Apartamento

Lá fora o silêncio é um sopro frio, mudo e seco. Não que aqui dentro esteja calmaria ou qualquer coisa próxima. Por dentro o ranger das ausências tua me ensurdecem, o eco do que não me consola me treme o cerne. Por dentro minha presença se faz num emaranhado retorcido, um caos faminto, um luz opaca. Por dentro eu respiro do ar que você você me trouxe. Por dentro eu mastigo seus pedaços.

E o que eu te digo? O que posso ou devo dizer depois que tudo o que eu era, que pensei e tolamente acreditei manter em mim, virou um destroço? Porque você chegou em casa com as chaves na mão. Você adentrou minha moradia sem ao menos me permitir dividir os laços. E mesmo quando insisti em acreditar que saberia te esconder de mim, você habitou os mesmo cômodos que eu. 

Ainda ouço seus passos no andar de cima. Sinto teu perfume nos cômodos que você já não está. E, ainda que eu te procure, ainda que eu te mantenha aqui, sua partida foi tão desastrosa quanto tua chegada. Por que, te pergunto, por que a casa tá muda? Por que o riso teu virou esse desconcertante fasíneo? Por que me pego nessa angústia de repetir seus gestos como que te guardando em mim? Dentro e cada vez mais fundo em mim, ainda que sabendo que morro de fome. Ainda que deixando os olhos teus roubarem o que me resta de paz. Ainda que.

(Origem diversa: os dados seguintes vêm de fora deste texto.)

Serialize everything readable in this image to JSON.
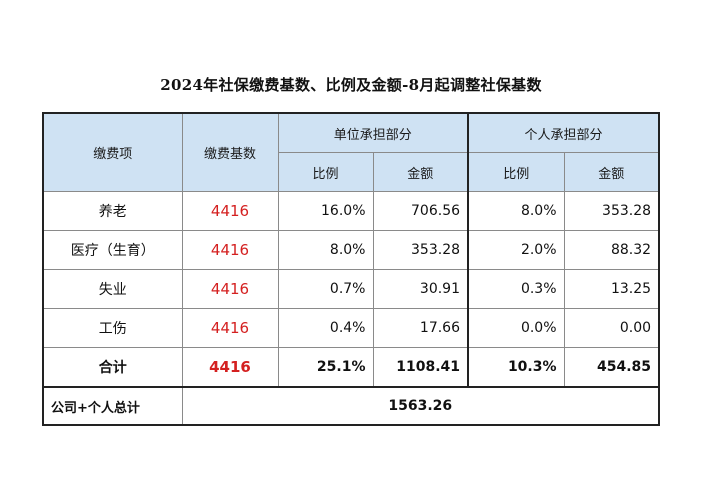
{
  "title": "2024年社保缴费基数、比例及金额-8月起调整社保基数",
  "header": {
    "item": "缴费项",
    "base": "缴费基数",
    "company_group": "单位承担部分",
    "personal_group": "个人承担部分",
    "ratio": "比例",
    "amount": "金额"
  },
  "rows": [
    {
      "name": "养老",
      "base": "4416",
      "company_ratio": "16.0%",
      "company_amount": "706.56",
      "personal_ratio": "8.0%",
      "personal_amount": "353.28"
    },
    {
      "name": "医疗（生育）",
      "base": "4416",
      "company_ratio": "8.0%",
      "company_amount": "353.28",
      "personal_ratio": "2.0%",
      "personal_amount": "88.32"
    },
    {
      "name": "失业",
      "base": "4416",
      "company_ratio": "0.7%",
      "company_amount": "30.91",
      "personal_ratio": "0.3%",
      "personal_amount": "13.25"
    },
    {
      "name": "工伤",
      "base": "4416",
      "company_ratio": "0.4%",
      "company_amount": "17.66",
      "personal_ratio": "0.0%",
      "personal_amount": "0.00"
    }
  ],
  "total": {
    "name": "合计",
    "base": "4416",
    "company_ratio": "25.1%",
    "company_amount": "1108.41",
    "personal_ratio": "10.3%",
    "personal_amount": "454.85"
  },
  "grand_total": {
    "label": "公司+个人总计",
    "value": "1563.26"
  },
  "colors": {
    "header_bg": "#cfe2f3",
    "base_text": "#d42020"
  }
}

Mas você já não caminha em minha casa, se é que um dia, de fato, caminhou. Mesmo em suas ausências, mesmo na falta que me dói, no timbre que me fere, mesmo no eco seco e descrente de me ter tão intimamente em ti, eu me sufoco em pensar que a casa é tão somente minha. E me fere a alma sentir que estou em minha solidão autentica já que, você sabe, me corrói estar tão presente de mim. Então te abro a porta, te escancaro o peito, te recebo em suas mais plenas ausências, pois a minha presença solitária me arranca as pétalas das flores que você não me deu.

Por trás das lentes minhas, por entre os dedos frios, pelos segundos que esperei e nada aconteceu. Pela certeza que sempre tive de que você não chegaria, e se chegasse, não ficaria. Mas você chegou, ficou e me roubou de um modo que, por deus, ninguém deveria se permitir sucumbir. E mesmo na certeza de querer ser adentrado assim, ninguém poderia ser tão cruel e devastador. Mesmo que eu tivesse te dado a chave. Mas agora te peço que leve as roupas, as cores, que feche a porta, a alma, feche a dor. E eu que ainda te ouço no andar de cima.